Всех женатых прощаю. Всех, кроме тебя я.
Всех, кто спился, скололся – поэтово семя.
Всех, кто жаждал красавиц, в постели таская,
Да и я-то, я не соловьиха какая,
просто баба живая. Прошло моё время!
Да и речь обо мне не идёт. В персонажах
я не числюсь, ни в памяти, в номенклатуре.
Не женись ни на ком!
Вообще!
Этой блажи
недостоин бессмертный де факто, де юре.
***
В колыбели из бересты, в люльке-качалке
по берёзовой речке плыву и плыву.
Не могу сдержать слёз, а точнее едва ли
я их сдерживаю. А подол о траву,
а точнее трава о подол – цепко, хватко,
так зубами цепляются, когтем, рукой.
По берёзовой речке, по лесопосадке,
я без этих берёз сирота сиротой.
О, как грудь мою рвёт ветер, переполняя,
обжигая, вскрывая, что правду, что суть.
Лодка-люлька – туес, как малина лесная
я лежу. О, я сладкая, пей меня всю,
в горсть бери! Мир заплакан росой и дождями,
мир зарёван, завернут в тугую парчу.
Из себя я своё, словно соки тащу,
как берёза, истерзанная топорами.
О, Мария, нет, я не терзаюсь. Я лишь
поняла: жизнь моя быстротечна, конечна,
жизнь берёзова, травна, цветаста, сердечна,
оттого ты из каждой берёзы глядишь!
О, Мария, на каждом цветке ты, на ветке,
нет, не так, как Иуда, что любит осины,
что продался за эти скупые монетки.
Неужели так можно, спрошу я, так сильно?
За берёзы я небо ломала, за крылья,
за берёзы сражалась – леса их и рощи,
за карельскую, карликовую, чьи мощи
хаял мне безголосый, черешневый дрозд.
Моих слёз бы хватило на сотни берёз,
чтобы в засуху их поливать вместо гроз.
Мне без них – ад, тюрьма, невозврат, дверцы морга…
По берёзовой речке плыву долго-долго
до высоких словес, до распухших желёз.
Очищаюсь: сосуды, вся память, вся жизнь,
очищаюсь: я – лиственная, я – прощённая.
Для кого-то, как ночь я – ненужная, черная.
Для берёз я – белейшая,
только коснись!
Святая Зоя
На казнь своего непорочного тела,
и кости ломали невинные, девичьи,
и ноги кромсали. Всё тело болело.
А в ранах птенцы словно плакали пеночки.
Фашни было много, она в одиночестве,
сказала лишь имя «Татьяна» без отчества.
И больше ни слова. Огонь разжигался так,
и больше ни слова про месть партизанскую.
Деревни, деревни, там бабы с детишками,
фашня забрала всё, всех кур, живность разную.

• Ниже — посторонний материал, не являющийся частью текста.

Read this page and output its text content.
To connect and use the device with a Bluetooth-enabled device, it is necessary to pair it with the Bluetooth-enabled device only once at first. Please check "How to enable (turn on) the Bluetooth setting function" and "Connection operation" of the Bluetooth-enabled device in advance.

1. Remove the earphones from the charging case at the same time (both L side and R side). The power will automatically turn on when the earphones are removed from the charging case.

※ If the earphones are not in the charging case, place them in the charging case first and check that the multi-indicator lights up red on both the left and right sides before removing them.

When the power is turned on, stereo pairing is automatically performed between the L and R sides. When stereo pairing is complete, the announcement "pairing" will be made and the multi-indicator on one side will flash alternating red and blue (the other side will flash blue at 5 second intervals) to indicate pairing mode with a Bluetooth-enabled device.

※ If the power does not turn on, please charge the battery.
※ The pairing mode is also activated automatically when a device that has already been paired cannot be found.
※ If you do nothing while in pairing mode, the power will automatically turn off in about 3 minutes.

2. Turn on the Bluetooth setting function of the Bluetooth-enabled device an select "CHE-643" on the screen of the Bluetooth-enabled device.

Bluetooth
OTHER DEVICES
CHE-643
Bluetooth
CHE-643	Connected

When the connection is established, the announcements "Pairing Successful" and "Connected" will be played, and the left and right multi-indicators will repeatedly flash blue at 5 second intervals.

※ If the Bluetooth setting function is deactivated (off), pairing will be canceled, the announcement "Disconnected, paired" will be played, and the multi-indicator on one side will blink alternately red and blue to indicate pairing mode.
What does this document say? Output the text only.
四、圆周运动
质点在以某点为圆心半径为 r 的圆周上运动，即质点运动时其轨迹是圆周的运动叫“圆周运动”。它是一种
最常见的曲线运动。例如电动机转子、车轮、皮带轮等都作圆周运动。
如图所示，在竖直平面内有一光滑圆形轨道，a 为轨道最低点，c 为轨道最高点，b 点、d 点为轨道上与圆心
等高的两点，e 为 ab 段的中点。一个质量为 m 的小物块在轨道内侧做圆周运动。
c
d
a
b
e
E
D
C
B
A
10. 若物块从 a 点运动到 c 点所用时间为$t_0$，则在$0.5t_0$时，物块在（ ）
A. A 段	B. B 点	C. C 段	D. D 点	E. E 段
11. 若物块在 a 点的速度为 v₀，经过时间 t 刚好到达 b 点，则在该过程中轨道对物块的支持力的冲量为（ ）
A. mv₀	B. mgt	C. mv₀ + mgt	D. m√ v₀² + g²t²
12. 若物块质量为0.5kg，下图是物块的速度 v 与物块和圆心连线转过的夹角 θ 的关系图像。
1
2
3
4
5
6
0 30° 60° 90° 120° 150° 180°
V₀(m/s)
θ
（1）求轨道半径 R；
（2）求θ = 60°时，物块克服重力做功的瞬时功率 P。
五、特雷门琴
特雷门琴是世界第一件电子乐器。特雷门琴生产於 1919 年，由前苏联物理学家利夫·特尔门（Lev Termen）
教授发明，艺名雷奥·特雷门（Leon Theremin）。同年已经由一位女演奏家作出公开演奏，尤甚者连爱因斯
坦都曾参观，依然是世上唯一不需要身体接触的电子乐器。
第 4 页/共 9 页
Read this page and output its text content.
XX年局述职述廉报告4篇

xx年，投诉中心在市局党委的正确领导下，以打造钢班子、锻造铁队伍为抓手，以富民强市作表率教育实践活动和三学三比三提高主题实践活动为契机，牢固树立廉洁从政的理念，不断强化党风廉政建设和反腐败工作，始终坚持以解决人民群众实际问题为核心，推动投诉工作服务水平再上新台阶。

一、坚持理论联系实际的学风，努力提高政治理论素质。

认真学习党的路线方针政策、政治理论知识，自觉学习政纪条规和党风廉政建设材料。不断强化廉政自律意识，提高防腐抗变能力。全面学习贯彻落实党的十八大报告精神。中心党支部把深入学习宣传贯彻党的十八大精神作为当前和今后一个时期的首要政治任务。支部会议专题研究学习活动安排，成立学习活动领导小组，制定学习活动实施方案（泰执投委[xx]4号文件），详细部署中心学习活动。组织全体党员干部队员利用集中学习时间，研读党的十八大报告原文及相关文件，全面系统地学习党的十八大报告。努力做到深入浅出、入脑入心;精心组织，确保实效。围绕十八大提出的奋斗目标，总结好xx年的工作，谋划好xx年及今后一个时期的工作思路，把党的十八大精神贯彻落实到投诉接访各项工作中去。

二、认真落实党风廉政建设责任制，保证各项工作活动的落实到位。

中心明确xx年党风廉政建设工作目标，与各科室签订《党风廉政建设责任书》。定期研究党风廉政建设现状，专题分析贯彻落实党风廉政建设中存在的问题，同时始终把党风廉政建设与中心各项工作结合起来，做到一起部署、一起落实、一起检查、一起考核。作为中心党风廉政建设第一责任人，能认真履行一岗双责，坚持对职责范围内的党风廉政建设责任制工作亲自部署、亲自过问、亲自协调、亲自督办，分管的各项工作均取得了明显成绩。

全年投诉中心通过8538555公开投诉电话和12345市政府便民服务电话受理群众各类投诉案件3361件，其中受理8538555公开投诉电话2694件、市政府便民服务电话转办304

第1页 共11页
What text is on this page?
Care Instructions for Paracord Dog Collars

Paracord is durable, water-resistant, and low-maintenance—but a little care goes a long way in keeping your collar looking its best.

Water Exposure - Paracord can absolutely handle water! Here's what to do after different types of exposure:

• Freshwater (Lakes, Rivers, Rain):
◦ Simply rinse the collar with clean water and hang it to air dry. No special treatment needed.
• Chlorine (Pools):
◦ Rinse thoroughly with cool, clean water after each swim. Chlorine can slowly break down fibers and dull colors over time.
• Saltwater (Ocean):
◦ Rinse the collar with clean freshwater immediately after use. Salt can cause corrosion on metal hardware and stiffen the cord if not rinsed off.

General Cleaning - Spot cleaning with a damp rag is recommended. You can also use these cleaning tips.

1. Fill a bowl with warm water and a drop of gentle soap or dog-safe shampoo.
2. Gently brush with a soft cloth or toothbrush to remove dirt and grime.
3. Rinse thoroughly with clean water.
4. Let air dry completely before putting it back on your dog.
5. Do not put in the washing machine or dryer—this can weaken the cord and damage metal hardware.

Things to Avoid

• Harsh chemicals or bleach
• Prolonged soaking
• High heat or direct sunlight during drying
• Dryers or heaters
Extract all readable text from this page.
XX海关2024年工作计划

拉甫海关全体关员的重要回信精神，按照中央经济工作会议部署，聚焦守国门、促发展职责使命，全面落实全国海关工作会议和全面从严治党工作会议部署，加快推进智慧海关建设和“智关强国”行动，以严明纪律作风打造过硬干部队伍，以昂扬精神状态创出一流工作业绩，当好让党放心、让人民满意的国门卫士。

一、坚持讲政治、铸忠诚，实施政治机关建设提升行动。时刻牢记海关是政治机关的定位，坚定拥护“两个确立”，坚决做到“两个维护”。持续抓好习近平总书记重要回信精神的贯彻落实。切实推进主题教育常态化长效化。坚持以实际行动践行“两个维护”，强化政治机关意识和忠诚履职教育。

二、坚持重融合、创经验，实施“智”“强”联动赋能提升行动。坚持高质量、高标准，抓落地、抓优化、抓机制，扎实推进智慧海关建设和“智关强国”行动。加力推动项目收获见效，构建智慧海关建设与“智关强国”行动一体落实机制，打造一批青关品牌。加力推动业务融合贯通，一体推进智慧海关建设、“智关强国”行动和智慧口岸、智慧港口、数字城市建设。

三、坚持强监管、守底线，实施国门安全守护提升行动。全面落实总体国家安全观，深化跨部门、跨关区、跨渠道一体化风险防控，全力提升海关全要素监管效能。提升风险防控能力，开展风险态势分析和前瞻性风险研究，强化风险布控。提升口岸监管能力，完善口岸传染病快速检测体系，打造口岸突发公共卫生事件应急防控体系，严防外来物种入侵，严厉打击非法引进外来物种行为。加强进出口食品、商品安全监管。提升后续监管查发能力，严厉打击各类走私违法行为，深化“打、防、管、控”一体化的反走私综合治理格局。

Сидеть надо тихо, не слышно, не слышно нам,
как Зою пытали, как жгли безобразно как.
Но сколько лет минуло: крик над деревнею,
он родину нашу на нитке удерживал,
и если ты выйдешь однажды в переднюю,
и если не выйдешь, услышишь, как стержнями,
как сваями крепкими, словно бетонными
её голос хрупкий мир держит упорами.
О, золотко, девочка, милая, честная!
О, сколько ты вынесла, стала ты песнею,
ручьём, что с живою водою калиновой
и солнечным ярким лучом над рябиною.
И птицей, той самой упрямою пеночкой,
что в ранах вила свои гнёзда уютные,
и кости скрепляла разбитые девичьи,
и вечность свою вознесла над минутою.
Могла бы, я сердце своё перебросила
тебе бы!
Из нашего мирного времени.
И тело своё отдала без вопросов бы
за родину нашу! Оно неотъемлемо
от Зои!
Я девочек бы называла, как Божие
всех именем Зоя, как высшее, сильное!
Ужели возможно все это, возможно ли
все пытки, все страсти снести и насилия?
А Зоя снесла. О, мне в руки патроны бы
и пальцы не дрогнули, право, не дрогнули!
Эй ты, кто насиловал, а после фоткался,
эй ты, гитлерюга, кто вешал, иди сюда!
Тебе бы в лицо – кислотою и хлоркою,
тебе бы яйцо поскоблить зернотёркою.
И ты, кто приравнивал Сталина к Гитлеру,
одна вам дорога – всех в ад стеклобитовый.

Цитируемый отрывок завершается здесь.